Unser Rundgang führte uns weiter zu den Straußen, genauer zu den nordafrikanischen Rothalsstraußen. Wir haben hier über die offenen Gelege und Aufzucht der jungen Strauße (Europäisches Erhaltungszuchtprogramm) im Zoo gesprochen. Die Art ist durch Verlust des Lebensraumes und Wilderei bedroht.

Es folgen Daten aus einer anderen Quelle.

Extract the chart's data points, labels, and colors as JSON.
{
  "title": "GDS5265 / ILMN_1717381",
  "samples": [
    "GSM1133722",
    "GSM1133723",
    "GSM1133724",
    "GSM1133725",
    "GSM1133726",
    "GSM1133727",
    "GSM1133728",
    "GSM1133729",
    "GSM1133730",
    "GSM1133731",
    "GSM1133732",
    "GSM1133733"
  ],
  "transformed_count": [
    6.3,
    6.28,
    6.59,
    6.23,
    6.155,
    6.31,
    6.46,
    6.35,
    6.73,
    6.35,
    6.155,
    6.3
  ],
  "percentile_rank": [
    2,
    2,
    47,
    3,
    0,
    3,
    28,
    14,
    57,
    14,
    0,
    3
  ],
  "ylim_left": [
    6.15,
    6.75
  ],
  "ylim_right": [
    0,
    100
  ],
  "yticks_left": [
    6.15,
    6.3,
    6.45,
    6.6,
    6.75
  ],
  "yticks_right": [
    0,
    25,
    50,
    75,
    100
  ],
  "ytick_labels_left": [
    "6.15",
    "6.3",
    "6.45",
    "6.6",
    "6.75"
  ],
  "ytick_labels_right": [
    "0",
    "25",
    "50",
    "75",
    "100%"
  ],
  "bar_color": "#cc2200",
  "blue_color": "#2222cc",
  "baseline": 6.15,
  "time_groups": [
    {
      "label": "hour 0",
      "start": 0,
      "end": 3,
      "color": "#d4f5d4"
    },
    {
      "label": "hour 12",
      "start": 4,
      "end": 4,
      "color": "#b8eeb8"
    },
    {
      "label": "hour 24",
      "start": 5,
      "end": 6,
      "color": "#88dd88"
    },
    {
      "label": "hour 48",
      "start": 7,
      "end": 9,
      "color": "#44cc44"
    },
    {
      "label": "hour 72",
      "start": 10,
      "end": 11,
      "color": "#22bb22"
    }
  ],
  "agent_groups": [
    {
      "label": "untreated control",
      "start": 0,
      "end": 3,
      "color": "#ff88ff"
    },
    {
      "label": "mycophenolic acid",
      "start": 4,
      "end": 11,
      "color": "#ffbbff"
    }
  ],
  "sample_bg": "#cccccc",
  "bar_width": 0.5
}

Dann ging es zu den Addax. Diese Antilopenart mit den schön gewundenen Hörnern wird im Zoo gehalten und dann in Marokko und Tunesien wieder ausgewildert.

Leider hatten wir für die Führung nur eine Stunde Zeit und mussten nun schnell zu den Drill. Eine Affenart, deren Lebensraum, die tropischen Regenwälder, durch menschliche Einflüsse zerstört werden. Wir konnten das Zusammenleben der Weibchen und Männchen sehr gut beobachtet. Unter anderem sahen wir ein Weibchen, dass sich Blätter von außerhalb des Geheges angelte, während es sich an der Sichtscheibe zu den Besuchern festhielt.

Nach der Führung hatten wir noch Zeit, den Zoo weiter zu erkunden, ein gelungener und informativer Ausflug!